Professor Rudi Klein on the Prompt Payment Code
The Prompt Payment Code was meant to improve all-important cashflow for businesses. But after the suspension and removal of several high-profile signatories, Rudi Klein says it’s been about as useful as a chocolate hot water bottle
The Prompt Payment Code (PPC) is operated by the Chartered Institute of Credit Management on behalf of the Department for Business in London (BEIS). There is a commitment in the PPC that says its signatories must pay 95% of all invoices within 60 days. It is now more than ten years old and, after all this time, it has suddenly come to life.
Why, one might ask, didn’t the Chartered Institute or UK Government take such action years ago? In July 2017, Carillion signed up to the PPC while taking upwards of 120 days to pay its supply chain. At that time, it seemed to be acceptable to take as long as one wanted to discharge payment provided it was made on time (in Carillion’s case, on the 120th day).
Who has been kicked off and suspended?
The first tranche of disciplinary action happened in April, when eight large construction businesses were among 17 firms either suspended or removed from the PPC.
Suspended companies were required to produce action plans to demonstrate that they would change their ways by ensuring invoices would be discharged within 60 days.
In July, 18 more firms were penalised for late payment, including construction companies Ferrovial Agroman, Galliford Try and Alun Griffiths, a large Welsh-based company.
Payment reporting regulations
The Reporting on Payment Practices and Performance Regulations 2017 now impose a statutory duty on large companies to report publicly on their payment policies and practices.
Large companies are those that have exceeded two of the following three thresholds in their last two preceding financial years:
£36 million annual turnover
£18 million balance sheet total
250 employees.
These regulations apply to financial years beginning on or after 6 April 2017. Reports have to be submitted within 30 days of each six-month period within a company’s financial year and they must include:
average number of days to pay suppliers from the date of receipt
of invoice or payment application percentage of payments paid in 30 days or less, between 31 and 60 days and in 61 days or longer
percentage of payments not discharged within the agreed terms.

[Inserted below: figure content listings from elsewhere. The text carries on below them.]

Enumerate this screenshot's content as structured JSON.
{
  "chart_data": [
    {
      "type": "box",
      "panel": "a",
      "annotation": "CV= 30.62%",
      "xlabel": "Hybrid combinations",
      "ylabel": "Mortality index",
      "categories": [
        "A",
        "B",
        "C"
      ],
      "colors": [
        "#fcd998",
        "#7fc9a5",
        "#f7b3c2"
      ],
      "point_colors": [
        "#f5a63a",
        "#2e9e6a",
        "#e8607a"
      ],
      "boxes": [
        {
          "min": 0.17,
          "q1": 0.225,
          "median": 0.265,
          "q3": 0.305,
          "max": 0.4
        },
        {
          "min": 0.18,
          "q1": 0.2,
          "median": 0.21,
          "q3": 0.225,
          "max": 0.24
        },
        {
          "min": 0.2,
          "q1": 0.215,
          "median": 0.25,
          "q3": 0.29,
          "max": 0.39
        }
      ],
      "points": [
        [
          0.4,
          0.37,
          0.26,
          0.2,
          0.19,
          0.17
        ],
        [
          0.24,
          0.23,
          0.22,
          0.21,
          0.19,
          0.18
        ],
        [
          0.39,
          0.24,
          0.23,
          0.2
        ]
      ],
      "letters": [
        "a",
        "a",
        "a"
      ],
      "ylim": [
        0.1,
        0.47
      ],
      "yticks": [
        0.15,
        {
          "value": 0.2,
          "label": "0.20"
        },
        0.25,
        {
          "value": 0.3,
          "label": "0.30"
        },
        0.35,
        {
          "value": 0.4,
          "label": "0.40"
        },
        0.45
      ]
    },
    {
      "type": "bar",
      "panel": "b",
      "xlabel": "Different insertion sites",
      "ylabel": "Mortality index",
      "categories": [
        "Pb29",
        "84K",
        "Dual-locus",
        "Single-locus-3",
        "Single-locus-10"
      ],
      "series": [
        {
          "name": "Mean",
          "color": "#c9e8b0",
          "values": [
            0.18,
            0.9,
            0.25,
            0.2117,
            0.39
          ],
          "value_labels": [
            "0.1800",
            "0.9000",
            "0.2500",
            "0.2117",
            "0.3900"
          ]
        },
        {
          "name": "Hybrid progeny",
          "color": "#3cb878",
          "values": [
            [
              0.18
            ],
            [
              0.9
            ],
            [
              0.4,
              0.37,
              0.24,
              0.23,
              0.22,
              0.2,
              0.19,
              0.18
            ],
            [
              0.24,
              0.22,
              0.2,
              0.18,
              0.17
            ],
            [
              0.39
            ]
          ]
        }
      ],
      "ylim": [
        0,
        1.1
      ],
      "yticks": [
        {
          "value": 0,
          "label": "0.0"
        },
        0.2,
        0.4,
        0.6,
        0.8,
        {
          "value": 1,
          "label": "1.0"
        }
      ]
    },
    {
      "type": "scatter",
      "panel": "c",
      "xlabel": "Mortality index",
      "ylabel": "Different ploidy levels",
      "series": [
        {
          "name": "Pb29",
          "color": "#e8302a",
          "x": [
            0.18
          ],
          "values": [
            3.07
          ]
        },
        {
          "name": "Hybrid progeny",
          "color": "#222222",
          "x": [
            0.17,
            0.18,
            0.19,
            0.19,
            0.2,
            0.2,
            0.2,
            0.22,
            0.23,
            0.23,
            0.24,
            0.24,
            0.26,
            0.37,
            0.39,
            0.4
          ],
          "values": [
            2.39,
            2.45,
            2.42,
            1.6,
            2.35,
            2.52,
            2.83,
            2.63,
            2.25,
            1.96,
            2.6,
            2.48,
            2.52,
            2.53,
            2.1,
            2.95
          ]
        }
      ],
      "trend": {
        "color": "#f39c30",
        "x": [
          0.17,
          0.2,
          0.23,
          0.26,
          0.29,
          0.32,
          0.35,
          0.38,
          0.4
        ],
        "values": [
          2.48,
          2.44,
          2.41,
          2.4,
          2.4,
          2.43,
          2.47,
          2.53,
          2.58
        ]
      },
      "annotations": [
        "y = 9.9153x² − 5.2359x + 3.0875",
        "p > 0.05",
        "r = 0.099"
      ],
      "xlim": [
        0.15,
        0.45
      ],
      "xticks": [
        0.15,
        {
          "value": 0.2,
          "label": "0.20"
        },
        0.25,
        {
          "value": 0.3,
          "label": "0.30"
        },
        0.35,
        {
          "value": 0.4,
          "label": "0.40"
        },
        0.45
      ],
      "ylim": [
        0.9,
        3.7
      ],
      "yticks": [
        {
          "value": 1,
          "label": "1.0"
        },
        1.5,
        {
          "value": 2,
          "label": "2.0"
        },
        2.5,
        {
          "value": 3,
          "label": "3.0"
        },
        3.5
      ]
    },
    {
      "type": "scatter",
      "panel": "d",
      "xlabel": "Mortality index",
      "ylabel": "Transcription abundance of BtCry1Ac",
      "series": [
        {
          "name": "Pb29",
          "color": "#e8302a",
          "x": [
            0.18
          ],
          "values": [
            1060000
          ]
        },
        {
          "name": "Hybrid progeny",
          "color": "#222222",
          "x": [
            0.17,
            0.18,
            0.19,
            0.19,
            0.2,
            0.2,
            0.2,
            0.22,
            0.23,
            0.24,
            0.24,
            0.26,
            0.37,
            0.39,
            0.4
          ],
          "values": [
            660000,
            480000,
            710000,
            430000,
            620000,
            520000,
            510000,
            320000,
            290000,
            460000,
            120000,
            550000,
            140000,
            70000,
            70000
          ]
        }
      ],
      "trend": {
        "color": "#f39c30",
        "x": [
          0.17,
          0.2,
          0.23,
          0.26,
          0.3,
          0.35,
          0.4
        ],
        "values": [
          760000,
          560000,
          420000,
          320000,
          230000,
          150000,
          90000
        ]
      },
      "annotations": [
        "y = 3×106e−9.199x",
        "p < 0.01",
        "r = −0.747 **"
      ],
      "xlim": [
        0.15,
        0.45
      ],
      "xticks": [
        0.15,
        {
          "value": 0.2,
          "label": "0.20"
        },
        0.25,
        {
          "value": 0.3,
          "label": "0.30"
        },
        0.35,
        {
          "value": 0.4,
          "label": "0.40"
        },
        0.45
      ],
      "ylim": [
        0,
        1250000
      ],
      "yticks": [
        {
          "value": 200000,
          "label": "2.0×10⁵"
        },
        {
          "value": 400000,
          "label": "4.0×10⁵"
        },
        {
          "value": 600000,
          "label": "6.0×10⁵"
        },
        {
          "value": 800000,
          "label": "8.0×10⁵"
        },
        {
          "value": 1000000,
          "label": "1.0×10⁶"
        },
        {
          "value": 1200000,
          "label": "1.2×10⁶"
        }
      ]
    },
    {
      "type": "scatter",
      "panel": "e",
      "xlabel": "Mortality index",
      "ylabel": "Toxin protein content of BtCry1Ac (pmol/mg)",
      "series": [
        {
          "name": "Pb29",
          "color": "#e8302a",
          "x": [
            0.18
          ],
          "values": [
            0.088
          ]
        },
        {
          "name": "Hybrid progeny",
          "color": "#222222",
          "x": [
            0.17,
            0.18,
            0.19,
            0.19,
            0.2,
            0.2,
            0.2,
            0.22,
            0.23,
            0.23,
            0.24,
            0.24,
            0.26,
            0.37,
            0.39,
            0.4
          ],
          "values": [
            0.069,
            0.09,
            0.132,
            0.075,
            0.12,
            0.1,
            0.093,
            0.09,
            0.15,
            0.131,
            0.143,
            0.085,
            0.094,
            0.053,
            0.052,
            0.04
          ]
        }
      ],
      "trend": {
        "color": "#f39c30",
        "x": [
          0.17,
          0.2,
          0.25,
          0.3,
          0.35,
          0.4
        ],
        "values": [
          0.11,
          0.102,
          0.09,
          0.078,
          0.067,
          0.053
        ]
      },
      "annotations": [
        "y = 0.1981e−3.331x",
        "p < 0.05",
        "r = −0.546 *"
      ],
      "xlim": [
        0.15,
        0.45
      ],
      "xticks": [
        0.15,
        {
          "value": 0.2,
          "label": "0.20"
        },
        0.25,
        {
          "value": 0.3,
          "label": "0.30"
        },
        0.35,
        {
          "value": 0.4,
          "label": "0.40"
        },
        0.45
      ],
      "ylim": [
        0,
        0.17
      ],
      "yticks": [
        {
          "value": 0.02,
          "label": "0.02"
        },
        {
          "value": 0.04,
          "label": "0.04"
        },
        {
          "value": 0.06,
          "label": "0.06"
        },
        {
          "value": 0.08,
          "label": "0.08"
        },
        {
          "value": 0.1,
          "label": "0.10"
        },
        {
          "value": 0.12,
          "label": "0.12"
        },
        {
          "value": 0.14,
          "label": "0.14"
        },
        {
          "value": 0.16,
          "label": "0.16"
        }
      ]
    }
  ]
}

A UK Government website has been set up to display the data. The availability of this information has now prompted the Chartered Institute of Credit Management to check whether the PPC’s signatories are all paying within 60 days.
So, how useful is the PPC?
The short answer is: As useful as a chocolate hot water bottle. But let’s answer the question in full by asking another question: Has it shortened payment times in the ten years of its existence?
The answer must surely be a resounding no. In fact, payment performance has worsened over that period and is still showing no signs of long-term improvement.
Research published by SEC Group Scotland in May this year, based on a survey of firms including SELECT Member businesses, revealed that almost half of payments to 45% of subcontractors on public sector works were late, with 85% of firms on public sector contracts not receiving any payment within 30 days.
Release of retention monies takes longer and longer, and the PPC doesn’t deal with the other major type of abuse, which is the failure to pay the correct amount. Time and time again, small businesses suffer shortfalls in their payments, with the only remedy costly adjudication.
The only thing that can be said about the PPC is that, in suspending or expelling signatories, it is finally applying some pressure on the large companies to change their ways. But, so far, only Costain has been re-admitted as a signatory.
It will be interesting to see whether or not other suspended firms will be successful in improving their payment performance. I suspect many will not bother unless there are consequences for not being a signatory.
Consequences of not being a signatory
The problem has always been that there’s no incentive to be a signatory to the PPC, and generally clients don’t care if a main contractor is signed up or not. This may change if the UK Government sticks to implementing its threat to exclude from bidding main contractors who haven’t paid their subcontractors within 60 days on 95% of their invoices, although this percentage is now reduced to 75%.
But this policy appears to be at odds with the statutory duty imposed on UK Government procurers to ensure that there are 30-day payment clauses in all subcontracts.
I reserve judgment on whether this policy will have a significant impact but, for the moment, the PPC is still as useful as that proverbial hot water bottle. However, this could change if the Small Business Commissioner is given the power to penalise late payers.
Relevance to Scotland
The PPC has never had much traction in Scotland, and a voluntary code will never make any difference. There are only two measures that will have an impact – project bank accounts (PBAs) and protection of retention monies.
PBAs prevent monies passing through different pockets; clients make payment to a ring-fenced bank account from which all project participants are paid. The ambition must be to mandate the use of PBAs for all construction works in Scotland.
The Scottish Government is currently considering reform of the retentions system and SELECT and SEC Group Scotland continue to apply pressure for laws to protect retentions by insisting they are deposited in a trust.